Quando o excesso de amor vira doença

Se sacrificar ou se dedicar demais aos outros pode ser um sintoma de vício em "amar". Conheça um grupo de mulheres que se reúne, periodicamente, para tentar acabar com esse comportamento possessivo


postado em 20/08/2014 09:12 / atualizado em 20/08/2014 11:36

Mulheres que se tornam dependentes de um amor excessivo, que exigem demais do parceiro, podem estar
Mulheres que se tornam dependentes de um amor excessivo, que exigem demais do parceiro, podem estar "viciadas" (foto: Freedigitalphotos.net)
Os 12 passos do tratamento são inspirados nos Alcoólicos Anônimos (AA), mas as mulheres que sofrem deste mal, não buscam ajuda para vício de nenhum tipo de droga. Na verdade, elas se uniram para uma "desintoxicação" do excesso de amor. O foco, neste caso, é se livrar de comportamentos possessivos, gerados em relacionamentos que ultrapassaram a barreira do saudável.

Uma vez por semana, as "viciadas" em amor se reúnem no grupo Mulheres que Amam Demais Anônimas (Mada), que possui representantes em várias localidades de Minas Gerais, e mesmo do país. A iniciativa foi inspirada no livro da terapeuta conjugal norte-americana Robin Norwood, intitulado Mulheres que Amam Demais, de 1985. A obra conta histórias de vítimas do comportamento afetivo obsessivo e que foram atendidas pela terapeuta. São apontadas também as características de quem ama demais e quais os passos necessários para se voltar à vida normal.

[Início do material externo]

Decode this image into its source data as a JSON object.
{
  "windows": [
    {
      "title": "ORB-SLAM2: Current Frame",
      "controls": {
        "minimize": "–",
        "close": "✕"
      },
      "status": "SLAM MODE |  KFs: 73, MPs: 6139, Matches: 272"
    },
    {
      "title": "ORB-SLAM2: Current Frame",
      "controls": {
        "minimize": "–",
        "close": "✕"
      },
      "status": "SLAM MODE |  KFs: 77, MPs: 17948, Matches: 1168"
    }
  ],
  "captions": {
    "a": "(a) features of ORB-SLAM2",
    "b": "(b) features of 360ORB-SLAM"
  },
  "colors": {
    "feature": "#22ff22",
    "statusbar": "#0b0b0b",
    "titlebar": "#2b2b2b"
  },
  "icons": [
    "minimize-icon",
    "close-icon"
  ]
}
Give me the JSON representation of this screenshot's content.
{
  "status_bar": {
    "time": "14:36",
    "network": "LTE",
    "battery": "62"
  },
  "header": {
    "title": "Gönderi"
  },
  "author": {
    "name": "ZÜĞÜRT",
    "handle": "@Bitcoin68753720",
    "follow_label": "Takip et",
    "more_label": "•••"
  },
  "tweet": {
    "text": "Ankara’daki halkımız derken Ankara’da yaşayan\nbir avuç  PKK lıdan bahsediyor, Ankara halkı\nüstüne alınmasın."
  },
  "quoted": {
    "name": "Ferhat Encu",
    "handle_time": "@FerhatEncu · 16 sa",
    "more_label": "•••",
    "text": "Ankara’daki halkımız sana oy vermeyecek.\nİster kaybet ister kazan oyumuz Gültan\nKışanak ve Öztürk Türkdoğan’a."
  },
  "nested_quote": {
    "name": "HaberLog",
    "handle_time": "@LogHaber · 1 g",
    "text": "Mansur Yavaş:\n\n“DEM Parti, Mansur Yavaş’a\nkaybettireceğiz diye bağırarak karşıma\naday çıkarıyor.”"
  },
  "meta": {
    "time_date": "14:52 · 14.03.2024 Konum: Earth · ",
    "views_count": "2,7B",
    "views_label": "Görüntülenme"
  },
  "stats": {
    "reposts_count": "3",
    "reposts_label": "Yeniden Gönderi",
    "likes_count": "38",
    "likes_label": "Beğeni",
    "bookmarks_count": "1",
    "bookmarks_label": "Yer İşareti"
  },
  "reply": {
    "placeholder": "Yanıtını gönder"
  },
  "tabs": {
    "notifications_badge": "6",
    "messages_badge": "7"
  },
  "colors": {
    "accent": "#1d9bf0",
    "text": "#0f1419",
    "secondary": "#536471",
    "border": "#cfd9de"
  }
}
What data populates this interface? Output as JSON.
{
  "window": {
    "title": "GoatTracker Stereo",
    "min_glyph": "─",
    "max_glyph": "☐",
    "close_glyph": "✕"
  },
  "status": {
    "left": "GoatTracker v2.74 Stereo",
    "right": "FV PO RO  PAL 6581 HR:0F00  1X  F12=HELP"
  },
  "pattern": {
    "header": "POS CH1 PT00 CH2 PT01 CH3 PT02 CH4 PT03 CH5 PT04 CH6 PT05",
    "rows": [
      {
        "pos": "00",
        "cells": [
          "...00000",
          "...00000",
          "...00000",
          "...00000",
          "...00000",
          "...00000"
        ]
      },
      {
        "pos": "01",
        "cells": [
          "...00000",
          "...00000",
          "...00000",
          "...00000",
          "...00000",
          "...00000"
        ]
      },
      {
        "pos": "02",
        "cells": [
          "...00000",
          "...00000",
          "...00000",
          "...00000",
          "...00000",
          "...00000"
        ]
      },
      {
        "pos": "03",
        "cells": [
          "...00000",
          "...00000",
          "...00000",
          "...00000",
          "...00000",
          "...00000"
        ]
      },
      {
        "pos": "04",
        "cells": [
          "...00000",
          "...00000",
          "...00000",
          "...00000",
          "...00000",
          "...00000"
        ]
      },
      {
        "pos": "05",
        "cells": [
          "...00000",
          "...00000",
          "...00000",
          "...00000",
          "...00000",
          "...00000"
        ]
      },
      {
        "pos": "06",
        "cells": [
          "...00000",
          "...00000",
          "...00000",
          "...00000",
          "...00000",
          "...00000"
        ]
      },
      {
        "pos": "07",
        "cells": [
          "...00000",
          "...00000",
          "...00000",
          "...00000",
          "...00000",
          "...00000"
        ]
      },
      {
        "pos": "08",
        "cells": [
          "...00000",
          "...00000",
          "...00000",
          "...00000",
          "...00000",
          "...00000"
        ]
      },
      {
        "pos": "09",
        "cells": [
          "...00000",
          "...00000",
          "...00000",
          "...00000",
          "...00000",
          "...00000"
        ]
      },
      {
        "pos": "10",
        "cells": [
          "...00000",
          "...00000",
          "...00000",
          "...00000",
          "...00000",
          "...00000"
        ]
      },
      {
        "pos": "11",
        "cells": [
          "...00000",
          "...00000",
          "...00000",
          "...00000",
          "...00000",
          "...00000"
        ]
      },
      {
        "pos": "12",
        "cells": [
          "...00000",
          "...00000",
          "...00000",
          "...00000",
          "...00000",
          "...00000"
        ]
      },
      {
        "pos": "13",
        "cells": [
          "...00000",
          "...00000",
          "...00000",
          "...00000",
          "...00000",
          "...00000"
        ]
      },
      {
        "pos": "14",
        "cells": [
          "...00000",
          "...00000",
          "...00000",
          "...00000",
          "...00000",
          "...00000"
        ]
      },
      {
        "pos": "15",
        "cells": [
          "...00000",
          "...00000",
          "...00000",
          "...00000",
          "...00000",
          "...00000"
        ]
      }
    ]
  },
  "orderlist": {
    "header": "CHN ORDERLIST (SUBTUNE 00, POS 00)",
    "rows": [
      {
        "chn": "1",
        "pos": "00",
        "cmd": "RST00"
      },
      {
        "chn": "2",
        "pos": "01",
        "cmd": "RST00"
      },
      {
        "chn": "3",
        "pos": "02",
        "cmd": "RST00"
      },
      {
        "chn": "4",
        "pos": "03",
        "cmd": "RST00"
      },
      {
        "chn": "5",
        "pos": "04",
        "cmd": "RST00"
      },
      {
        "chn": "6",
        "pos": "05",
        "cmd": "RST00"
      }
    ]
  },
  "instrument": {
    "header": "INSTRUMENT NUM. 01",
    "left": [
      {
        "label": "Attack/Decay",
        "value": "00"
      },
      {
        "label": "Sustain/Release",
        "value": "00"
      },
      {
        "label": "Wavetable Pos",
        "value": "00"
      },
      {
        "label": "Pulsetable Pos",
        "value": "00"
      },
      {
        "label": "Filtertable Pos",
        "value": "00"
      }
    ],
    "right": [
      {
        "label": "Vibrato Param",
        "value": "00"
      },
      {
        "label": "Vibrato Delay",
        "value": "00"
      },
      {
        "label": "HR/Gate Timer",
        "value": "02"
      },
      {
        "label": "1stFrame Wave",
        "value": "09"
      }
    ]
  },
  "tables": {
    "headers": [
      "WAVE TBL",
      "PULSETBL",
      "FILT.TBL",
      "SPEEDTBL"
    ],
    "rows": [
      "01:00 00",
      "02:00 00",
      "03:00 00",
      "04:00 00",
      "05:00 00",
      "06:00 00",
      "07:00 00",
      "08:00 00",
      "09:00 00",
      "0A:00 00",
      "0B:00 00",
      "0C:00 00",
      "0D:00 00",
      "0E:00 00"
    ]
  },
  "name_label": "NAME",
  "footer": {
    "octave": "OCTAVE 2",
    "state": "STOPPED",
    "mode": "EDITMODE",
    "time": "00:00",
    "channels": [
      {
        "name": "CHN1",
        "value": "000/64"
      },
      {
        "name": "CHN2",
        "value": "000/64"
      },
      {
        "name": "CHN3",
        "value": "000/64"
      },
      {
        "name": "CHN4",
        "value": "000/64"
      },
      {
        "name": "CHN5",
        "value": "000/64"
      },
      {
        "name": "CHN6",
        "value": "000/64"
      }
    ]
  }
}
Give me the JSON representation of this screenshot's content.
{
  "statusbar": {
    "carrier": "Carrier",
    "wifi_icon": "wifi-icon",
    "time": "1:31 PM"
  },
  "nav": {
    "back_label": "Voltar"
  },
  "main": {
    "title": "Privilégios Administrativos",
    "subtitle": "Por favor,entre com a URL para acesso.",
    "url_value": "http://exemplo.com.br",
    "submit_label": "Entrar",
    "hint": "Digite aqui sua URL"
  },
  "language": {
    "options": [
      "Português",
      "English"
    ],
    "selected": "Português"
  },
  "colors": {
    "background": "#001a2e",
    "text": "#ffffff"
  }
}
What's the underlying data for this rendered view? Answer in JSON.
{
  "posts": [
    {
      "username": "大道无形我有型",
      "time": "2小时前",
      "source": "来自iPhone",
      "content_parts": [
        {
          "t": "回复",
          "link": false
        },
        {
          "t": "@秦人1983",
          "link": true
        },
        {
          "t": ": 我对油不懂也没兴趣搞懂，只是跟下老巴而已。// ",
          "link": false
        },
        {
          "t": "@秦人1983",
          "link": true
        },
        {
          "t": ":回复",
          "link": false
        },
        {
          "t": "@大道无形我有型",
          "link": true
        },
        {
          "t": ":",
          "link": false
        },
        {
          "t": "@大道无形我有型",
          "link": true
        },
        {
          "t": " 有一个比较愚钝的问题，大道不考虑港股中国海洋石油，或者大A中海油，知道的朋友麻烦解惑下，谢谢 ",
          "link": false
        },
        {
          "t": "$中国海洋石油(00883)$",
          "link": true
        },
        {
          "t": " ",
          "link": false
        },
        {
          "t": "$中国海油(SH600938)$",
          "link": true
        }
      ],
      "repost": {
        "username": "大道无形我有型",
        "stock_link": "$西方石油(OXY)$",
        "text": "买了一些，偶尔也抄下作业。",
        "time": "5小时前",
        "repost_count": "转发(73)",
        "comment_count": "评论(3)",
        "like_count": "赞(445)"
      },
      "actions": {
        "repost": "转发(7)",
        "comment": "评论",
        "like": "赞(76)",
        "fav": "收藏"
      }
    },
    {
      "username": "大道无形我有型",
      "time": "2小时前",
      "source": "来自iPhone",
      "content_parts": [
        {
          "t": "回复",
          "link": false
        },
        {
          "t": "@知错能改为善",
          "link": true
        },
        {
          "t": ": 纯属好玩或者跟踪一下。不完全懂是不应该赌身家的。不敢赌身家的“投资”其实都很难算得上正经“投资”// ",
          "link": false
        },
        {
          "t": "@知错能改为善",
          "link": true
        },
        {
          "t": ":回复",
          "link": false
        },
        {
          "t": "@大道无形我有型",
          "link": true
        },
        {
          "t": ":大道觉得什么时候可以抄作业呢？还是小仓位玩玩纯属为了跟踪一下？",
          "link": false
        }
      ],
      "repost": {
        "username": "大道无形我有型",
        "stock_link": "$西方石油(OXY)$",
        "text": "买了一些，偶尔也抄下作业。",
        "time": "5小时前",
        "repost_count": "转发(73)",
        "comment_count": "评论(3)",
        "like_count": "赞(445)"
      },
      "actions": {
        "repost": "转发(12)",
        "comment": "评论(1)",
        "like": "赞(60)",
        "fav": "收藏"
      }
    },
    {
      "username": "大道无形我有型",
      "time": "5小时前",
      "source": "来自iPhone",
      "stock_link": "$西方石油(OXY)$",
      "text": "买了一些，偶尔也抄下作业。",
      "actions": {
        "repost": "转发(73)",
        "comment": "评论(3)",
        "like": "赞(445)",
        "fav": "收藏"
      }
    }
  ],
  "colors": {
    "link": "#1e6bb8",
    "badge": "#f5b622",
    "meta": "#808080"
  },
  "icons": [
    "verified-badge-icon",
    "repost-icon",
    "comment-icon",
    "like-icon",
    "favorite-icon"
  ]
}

Segundo o livro de Norwood, em relacionamentos intensos um dos sintomas das vítimas do amor excessivo é a dependência emocional, ou seja, sempre buscar o afeto e a aprovação do parceiro. A pessoa muda, para se adequar à realidade e preferências do companheiro, mesmo que isso a desagrade. E mais, ela usa o sexo como uma maneira de aliviar a tensão emocional e como uma tentativa de "segurar" o parceiro.

De acordo com o site do Mada, existem grupos de mulheres que amam demais em 11 estados brasileiros, além do Distrito Federal e até fora do país, como Portugal e Venezuela. As participantes pedem o anonimato – como já se vê pelo nome do grupo –, mas uma delas contou sua história para a Encontro.

Para preservar a identidade, vamos chamá-la de Ana. Ela participa há cinco anos do grupo de São João Del Rei, cidade histórica que fica na região do Campo das Vertentes, em Minas. Atualmente, Ana alterna com outras participantes a responsabilidade de cuidar do espaço das reuniões e de acolher novas integrantes. De acordo com ela, o Mada é como uma célula-irmã do AA. "Nosso grupo tem todas as características da dependência dos participantes dos alcoólicos anônimos, mas nosso vício é o de 'controlar a vida do outro'. Entramos num estado muito intenso de invasão de privacidade do parceiro", explica. Aliás, os mesmos 12 passos de recuperação de um alcoólatra também são seguidos pelas mulheres que amam demais.

Segundo Ana, um dos principais sintomas de uma participante do Mada é se anular em função do outro, e cobrar dele um amor exacerbado. "A pessoa se anula e vai viver o amor de forma ignorante, viver a vida do outro. Depois, há a típica cobrança: ‘anulei minha vida por você e é assim que me paga?'. O amor verdadeiro não precisa ter barganha. Não tem que existir nenhuma condição para ser recíproco", acredita. Além disso, a mineira afirma que, antes de entrar em recuperação, era muito mais cômodo controlar a vida do outro, pois assim não precisava tomar as rédeas da sua própria vida.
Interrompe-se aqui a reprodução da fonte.